Nas mãos dos conservadores desde a década de 1970, o distrito eleitoral de Kensington foi, contra todas as expectativas, ganho pelo Partido Trabalhista em junho de 2017 – o Partido Trabalhista de Corbyn, é tentador chamá-lo assim, de tanto que a linha política do principal partido da esquerda britânica mudou. “Muita gente saiu na época de [Tony] Blair.1 Eu fiquei, torcendo o nariz”, lança Emma Dent Coad, a nova deputada. “Eles voltaram, e muitos jovens também se filiaram.
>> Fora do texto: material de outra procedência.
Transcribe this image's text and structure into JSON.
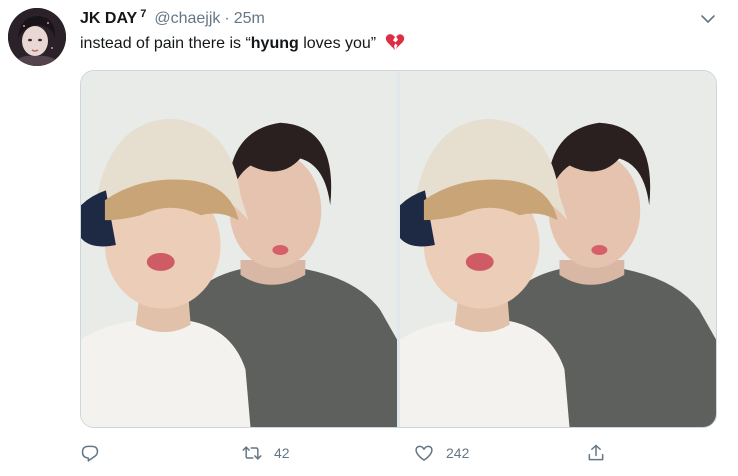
{
  "tweet": {
    "author": {
      "display_name": "JK DAY",
      "name_suffix": "7",
      "handle": "@chaejjk",
      "avatar_icon": "profile-photo"
    },
    "separator": "·",
    "time": "25m",
    "text": {
      "before": "instead of pain there is “",
      "bold": "hyung",
      "after": " loves you”",
      "emoji_icon": "broken-heart-emoji"
    },
    "media": {
      "photos": [
        {
          "icon": "photo-two-people"
        },
        {
          "icon": "photo-two-people"
        }
      ]
    },
    "actions": {
      "reply": {
        "icon": "reply-icon",
        "count": ""
      },
      "retweet": {
        "icon": "retweet-icon",
        "count": "42"
      },
      "like": {
        "icon": "heart-icon",
        "count": "242"
      },
      "share": {
        "icon": "share-icon",
        "count": ""
      }
    },
    "menu_icon": "chevron-down-icon"
  },
  "colors": {
    "text_primary": "#14171a",
    "text_secondary": "#657786",
    "border": "#ccd6dd",
    "emoji_red": "#dd2e44"
  }
}
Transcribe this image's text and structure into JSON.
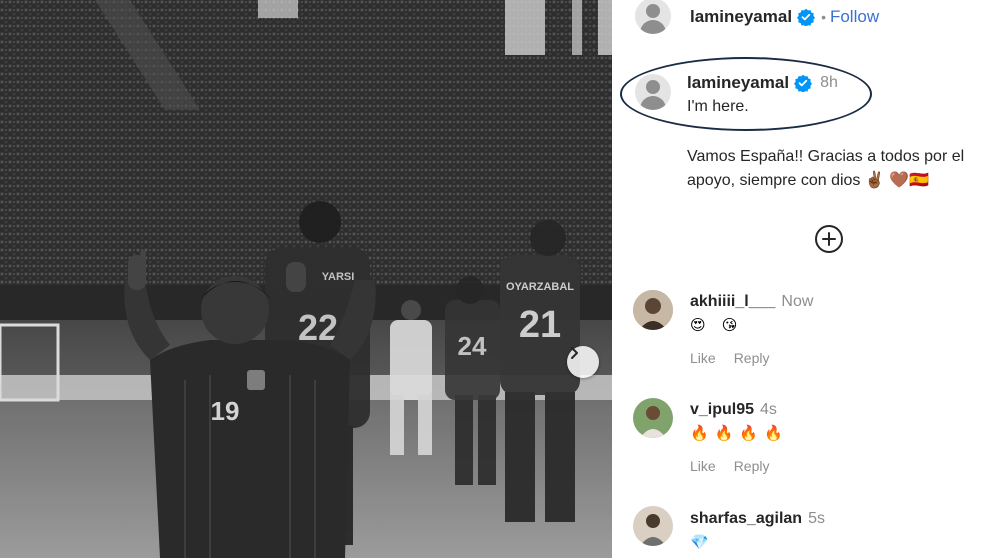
{
  "post": {
    "author": "lamineyamal",
    "follow_label": "Follow",
    "dot": "•",
    "caption": {
      "author": "lamineyamal",
      "time": "8h",
      "line1": "I'm here.",
      "line2": "Vamos España!! Gracias a todos por el apoyo, siempre con dios ✌🏾 🤎🇪🇸"
    },
    "photo": {
      "jersey_numbers": [
        "19",
        "22",
        "21",
        "24"
      ],
      "name_tags": [
        "YARSI",
        "OYARZABAL"
      ]
    }
  },
  "comments": [
    {
      "user": "akhiiii_l___",
      "time": "Now",
      "text": "😍 😘",
      "like_label": "Like",
      "reply_label": "Reply"
    },
    {
      "user": "v_ipul95",
      "time": "4s",
      "text": "🔥🔥🔥🔥",
      "like_label": "Like",
      "reply_label": "Reply"
    },
    {
      "user": "sharfas_agilan",
      "time": "5s",
      "text": "💎"
    }
  ],
  "colors": {
    "verified_blue": "#0095f6",
    "follow_blue": "#3b6fd0",
    "oval_border": "#1a2b45"
  }
}
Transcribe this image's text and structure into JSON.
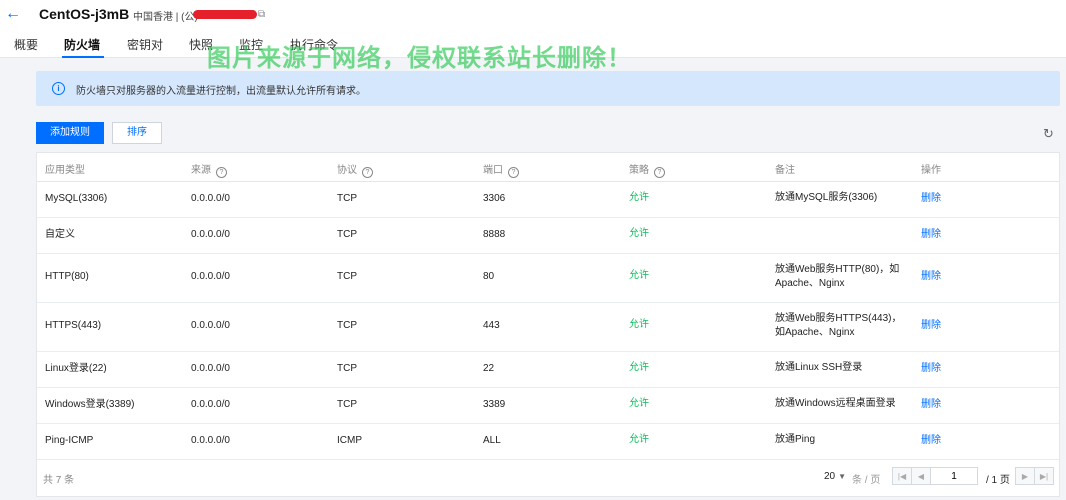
{
  "header": {
    "title": "CentOS-j3mB",
    "region": "中国香港 | (公)"
  },
  "tabs": [
    {
      "label": "概要"
    },
    {
      "label": "防火墙"
    },
    {
      "label": "密钥对"
    },
    {
      "label": "快照"
    },
    {
      "label": "监控"
    },
    {
      "label": "执行命令"
    }
  ],
  "watermark": "图片来源于网络，侵权联系站长删除！",
  "notice": {
    "text": "防火墙只对服务器的入流量进行控制，出流量默认允许所有请求。"
  },
  "toolbar": {
    "add_label": "添加规则",
    "sort_label": "排序"
  },
  "table": {
    "columns": [
      "应用类型",
      "来源",
      "协议",
      "端口",
      "策略",
      "备注",
      "操作"
    ],
    "rows": [
      {
        "app": "MySQL(3306)",
        "source": "0.0.0.0/0",
        "protocol": "TCP",
        "port": "3306",
        "policy": "允许",
        "note": "放通MySQL服务(3306)",
        "action": "删除"
      },
      {
        "app": "自定义",
        "source": "0.0.0.0/0",
        "protocol": "TCP",
        "port": "8888",
        "policy": "允许",
        "note": "",
        "action": "删除"
      },
      {
        "app": "HTTP(80)",
        "source": "0.0.0.0/0",
        "protocol": "TCP",
        "port": "80",
        "policy": "允许",
        "note": "放通Web服务HTTP(80)，如Apache、Nginx",
        "action": "删除"
      },
      {
        "app": "HTTPS(443)",
        "source": "0.0.0.0/0",
        "protocol": "TCP",
        "port": "443",
        "policy": "允许",
        "note": "放通Web服务HTTPS(443)，如Apache、Nginx",
        "action": "删除"
      },
      {
        "app": "Linux登录(22)",
        "source": "0.0.0.0/0",
        "protocol": "TCP",
        "port": "22",
        "policy": "允许",
        "note": "放通Linux SSH登录",
        "action": "删除"
      },
      {
        "app": "Windows登录(3389)",
        "source": "0.0.0.0/0",
        "protocol": "TCP",
        "port": "3389",
        "policy": "允许",
        "note": "放通Windows远程桌面登录",
        "action": "删除"
      },
      {
        "app": "Ping-ICMP",
        "source": "0.0.0.0/0",
        "protocol": "ICMP",
        "port": "ALL",
        "policy": "允许",
        "note": "放通Ping",
        "action": "删除"
      }
    ]
  },
  "pagination": {
    "total": "共 7 条",
    "per_page": "20",
    "per_unit": "条 / 页",
    "page": "1",
    "pages": "/ 1 页"
  },
  "colors": {
    "accent": "#006eff",
    "allow": "#0abf5b",
    "notice_bg": "#d5e7fd"
  }
}
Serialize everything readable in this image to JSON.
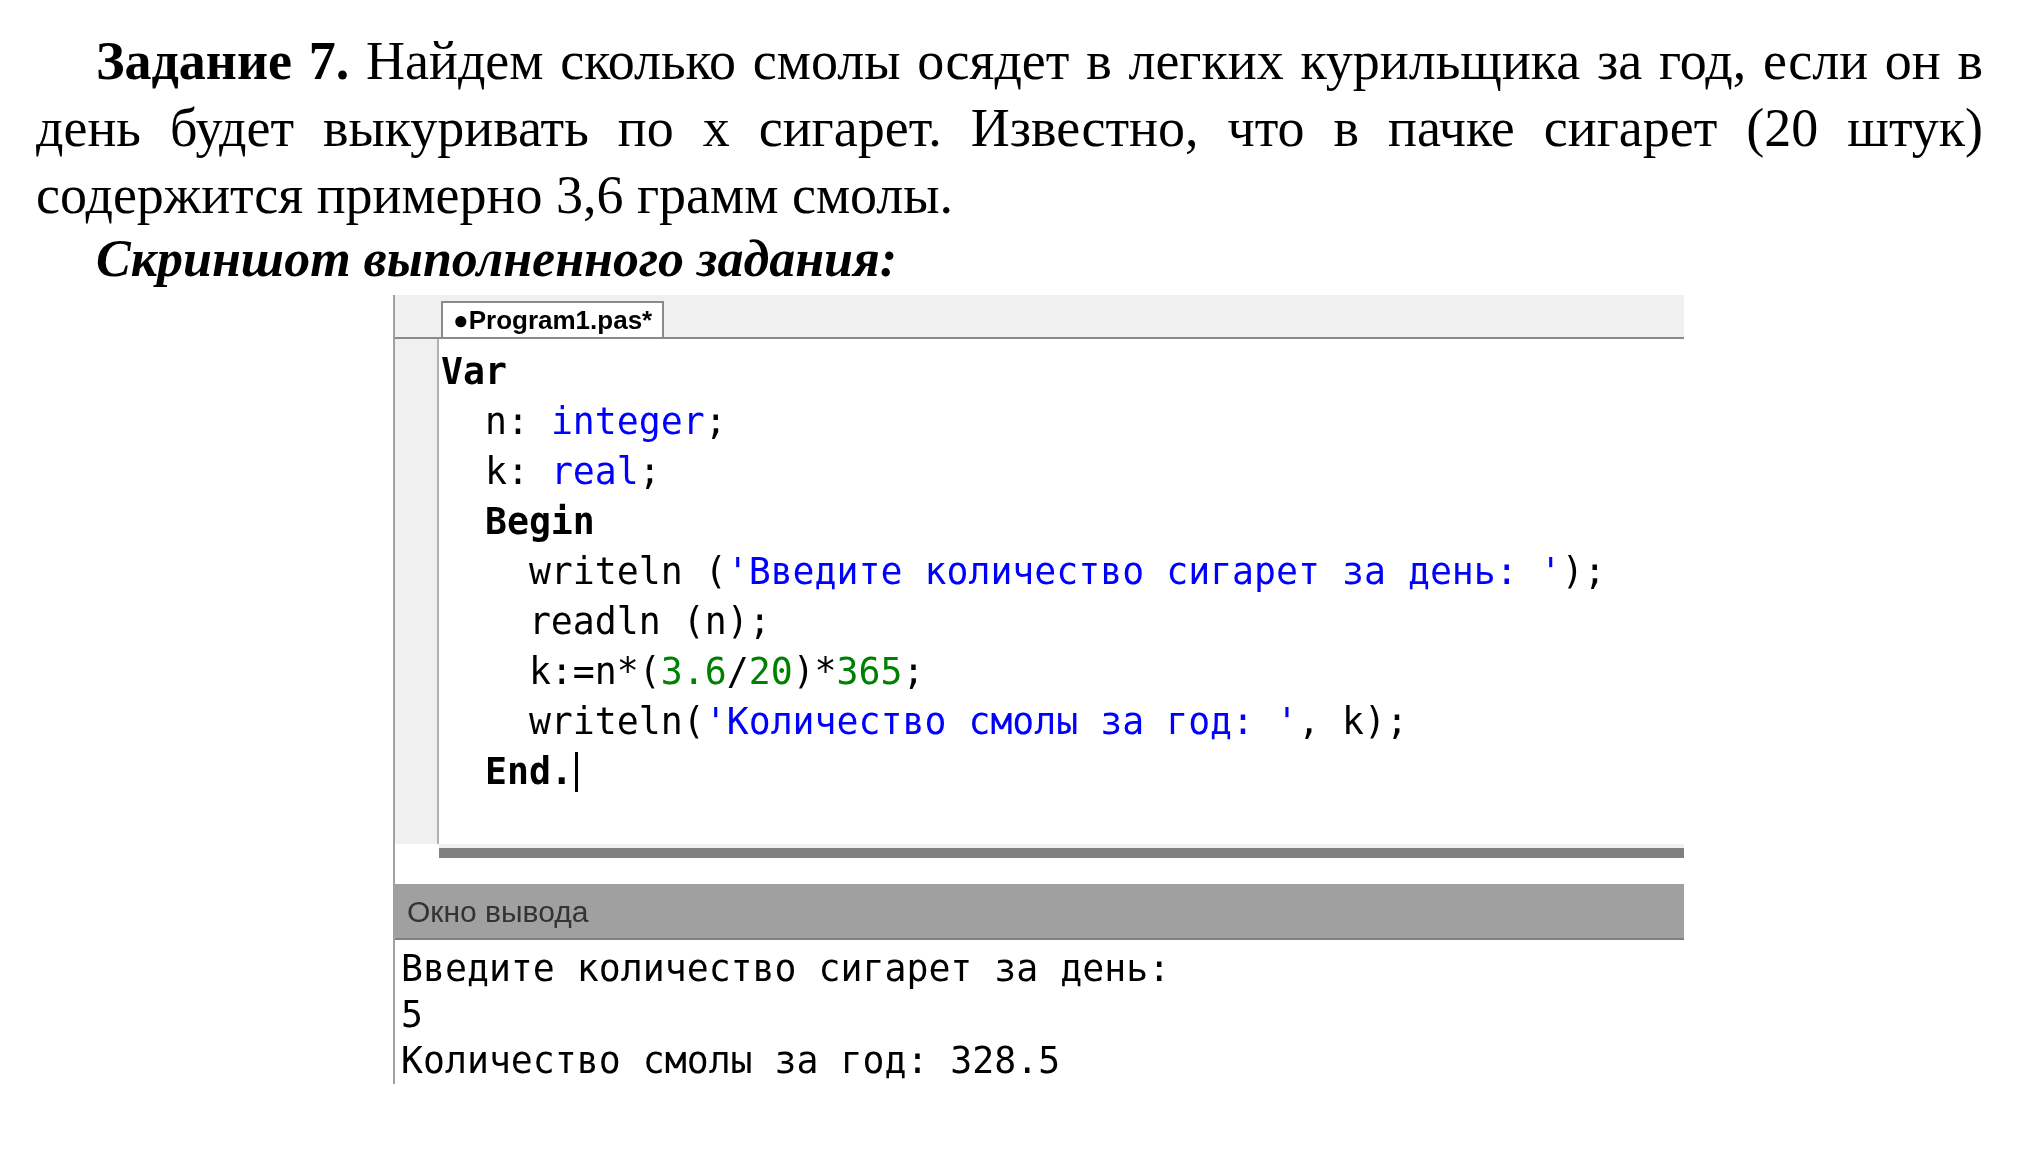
{
  "task": {
    "text": "**Задание 7.** Найдем сколько смолы осядет в легких курильщика за год, если он в день будет выкуривать по x сигарет. Известно, что в пачке сигарет (20 штук) содержится примерно 3,6 грамм смолы."
  },
  "subtitle": "Скриншот выполненного задания:",
  "editor": {
    "tabs": [
      {
        "label": "●Program1.pas*",
        "selected": true
      }
    ],
    "lines": [
      {
        "cursor": false,
        "tokens": [
          {
            "kind": "keyword",
            "text": "Var"
          }
        ]
      },
      {
        "cursor": false,
        "tokens": [
          {
            "kind": "plain",
            "text": "  n: "
          },
          {
            "kind": "type",
            "text": "integer"
          },
          {
            "kind": "plain",
            "text": ";"
          }
        ]
      },
      {
        "cursor": false,
        "tokens": [
          {
            "kind": "plain",
            "text": "  k: "
          },
          {
            "kind": "type",
            "text": "real"
          },
          {
            "kind": "plain",
            "text": ";"
          }
        ]
      },
      {
        "cursor": false,
        "tokens": [
          {
            "kind": "keyword",
            "text": "  Begin"
          }
        ]
      },
      {
        "cursor": false,
        "tokens": [
          {
            "kind": "plain",
            "text": "    writeln ("
          },
          {
            "kind": "string",
            "text": "'Введите количество сигарет за день: '"
          },
          {
            "kind": "plain",
            "text": ");"
          }
        ]
      },
      {
        "cursor": false,
        "tokens": [
          {
            "kind": "plain",
            "text": "    readln (n);"
          }
        ]
      },
      {
        "cursor": false,
        "tokens": [
          {
            "kind": "plain",
            "text": "    k:=n*("
          },
          {
            "kind": "number",
            "text": "3.6"
          },
          {
            "kind": "plain",
            "text": "/"
          },
          {
            "kind": "number",
            "text": "20"
          },
          {
            "kind": "plain",
            "text": ")*"
          },
          {
            "kind": "number",
            "text": "365"
          },
          {
            "kind": "plain",
            "text": ";"
          }
        ]
      },
      {
        "cursor": false,
        "tokens": [
          {
            "kind": "plain",
            "text": "    writeln("
          },
          {
            "kind": "string",
            "text": "'Количество смолы за год: '"
          },
          {
            "kind": "plain",
            "text": ", k);"
          }
        ]
      },
      {
        "cursor": true,
        "tokens": [
          {
            "kind": "keyword",
            "text": "  End."
          }
        ]
      }
    ]
  },
  "output": {
    "title": "Окно вывода",
    "lines": [
      "Введите количество сигарет за день:",
      "5",
      "Количество смолы за год: 328.5"
    ]
  }
}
Outros apoiaram a campanha sem se juntar ao partido.” Bem estabelecida em escala local, a eleita pôde contar com uma forte dinâmica militante – o número de membros da seção local passou de trezentos para mil em dois anos – e com “o desmantelamento dos conservadores por causa do Brexit”. Em um distrito eleitoral muito favorável à manutenção do Reino Unido na União Europeia, Emma atraiu muito mais que o eleitorado trabalhista tradicional. “Gente de direita votou em mim, gente que estava afastada do Partido Trabalhista, gente que nunca votou, gente que não confiava mais em políticos. Muitos me disseram que era a primeira vez que iam votar.”
Assim como Kensington, muitos distritos eleitorais mudaram desde a nomeação de Corbyn à frente do partido, em 2015. Embora continuem minoritários em Westminster, os trabalhistas alcançaram um avanço histórico nas eleições parlamentares antecipadas de junho de 2017: 3,5 milhões de votos e mais trinta cadeiras. Um desempenho ainda mais notável quando se sabe que, em outros lugares da Europa, os velhos partidos oriundos da social-democracia estão em crise. Na França, o Partido Socialista perdeu 140 mil filiados entre 2007 e 2016. Na Alemanha, o Partido Social-Democrata (SPD, na sigla em alemão) perdeu 70 mil de seus efetivos no mesmo período. Já o Partido Trabalhista teria 570 mil, ou seja, 300 mil a mais que em 2015. Não há nenhuma força nova, como na França e na Espanha, participando de uma recomposição profunda do cenário político, para disputar sua hegemonia. E, ao propor renacionalizar as ferrovias ou tornar gratuito o acesso à universidade, o Partido Trabalhista rompe com o neoliberalismo que continuam a defender, pelo mundo afora, os membros da Internacional Socialista. Para além de um sistema eleitoral que favorece o bipartidarismo,2 como explicar essa tripla exceção britânica?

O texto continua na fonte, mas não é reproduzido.